Dans une écorégion complètement différente des Andes, plusieurs institutions se sont engagées dans des programmes de restauration de terrasses agricoles abandonnées et d’en construire de nouvelles. Dans la vallée de Colca, dans le sud du Pérou, PRAVTIR (Programa de Acondicionamiento Territorial y Vivienda Rural) parraine la reconstruction des terrasses en offrant aux communautés paysannes des prêts à faible taux d’intérêt, des semences et d’autres intrants pour restaurer de vastes zones de terrasses abandonnées.
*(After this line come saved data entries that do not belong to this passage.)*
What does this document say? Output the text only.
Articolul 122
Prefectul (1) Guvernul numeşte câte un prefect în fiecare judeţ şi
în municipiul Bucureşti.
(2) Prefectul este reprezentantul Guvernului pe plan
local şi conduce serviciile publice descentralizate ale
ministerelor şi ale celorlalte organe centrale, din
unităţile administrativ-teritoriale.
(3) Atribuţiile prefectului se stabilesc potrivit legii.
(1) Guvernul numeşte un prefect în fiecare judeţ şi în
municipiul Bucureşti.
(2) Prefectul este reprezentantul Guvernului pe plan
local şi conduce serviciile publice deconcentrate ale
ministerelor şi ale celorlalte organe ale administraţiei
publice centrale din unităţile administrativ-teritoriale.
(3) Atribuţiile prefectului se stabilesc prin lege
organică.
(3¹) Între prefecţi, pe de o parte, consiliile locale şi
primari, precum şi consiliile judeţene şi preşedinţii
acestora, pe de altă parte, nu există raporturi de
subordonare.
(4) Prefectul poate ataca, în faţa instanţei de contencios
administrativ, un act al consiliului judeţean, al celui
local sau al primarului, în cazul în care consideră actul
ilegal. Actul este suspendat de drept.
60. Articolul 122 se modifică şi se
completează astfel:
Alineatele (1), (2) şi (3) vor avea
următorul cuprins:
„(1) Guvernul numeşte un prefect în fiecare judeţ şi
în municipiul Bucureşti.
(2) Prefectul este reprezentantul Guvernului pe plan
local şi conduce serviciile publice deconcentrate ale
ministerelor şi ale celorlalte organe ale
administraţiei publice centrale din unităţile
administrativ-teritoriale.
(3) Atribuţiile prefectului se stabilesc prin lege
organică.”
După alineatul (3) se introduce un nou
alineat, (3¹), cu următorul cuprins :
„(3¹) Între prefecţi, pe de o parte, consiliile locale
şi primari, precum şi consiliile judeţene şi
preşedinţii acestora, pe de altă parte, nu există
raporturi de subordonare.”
Les principaux avantages de l’utilisation des terrasses sont qu’elles minimisent les risques en période de gel ou de sécheresse, réduisent la perte de sol, amplifient les options de culture en raison du microclimat et des différences hydrauliques, et améliorent ainsi les rendements des cultures. Les données de rendement des nouvelles terrasses de banc ont montré une augmentation de rendement de 43 à 65% des pommes de terre, du maïs et de l’orge par rapport aux rendements de ces cultures cultivées sur des champs en pente. L’une des principales contraintes de cette technologie est sa forte intensité de travail, nécessitant environ 350 à 500 jours de travail par hectare pour la construction initiale des terrasses. Ces demandes peuvent cependant être atténuées lorsque les communautés organisent et partagent les tâches (Browder, 1989).

Un autre exemple de la façon dont une approche basée sur la biodiversité peut soutenir ou même ressusciter l’agriculture traditionnelle se produit sur l’île de Chiloé, dans le sud du Chili. Il s’agit d’un centre secondaire d’origine de la pomme de terre, et les travailleurs du développement exploitent actuellement les connaissances ethnobotaniques des Indiennes Huilliches âgées dans le but de ralentir l’érosion génétique et de récupérer une partie du matériel génétique d’origine indigène de la pomme de terre. Ils ont l’intention de fournir aux agriculteurs pauvres des variétés adaptées localement qui peuvent produire sans utiliser d’engrais agrochimiques. Après avoir étudié plusieurs agroécosystèmes sur Chiloé, les techniciens ont collecté des centaines d’échantillons de pommes de terre indigènes encore cultivées par les agriculteurs locaux, et avec ce matériel, et en collaboration avec les agriculteurs, ils ont créé des banques de semences communautaires où plus de 120 variétés traditionnelles sont cultivées année après année et sont soumises à la sélection et à l’amélioration des semences. De cette manière, un programme de conservation in situ a été lancé impliquant des agriculteurs de diverses communautés rurales, assurant ainsi un échange actif de variétés entre les agriculteurs participants. À mesure que de plus en plus d’agriculteurs s’impliqueront, cette stratégie fournira un approvisionnement continu en semences aux agriculteurs pauvres en ressources et créera également un référentiel de diversité génétique vitale pour les futurs programmes régionaux d’amélioration des cultures (Altieri, 1995).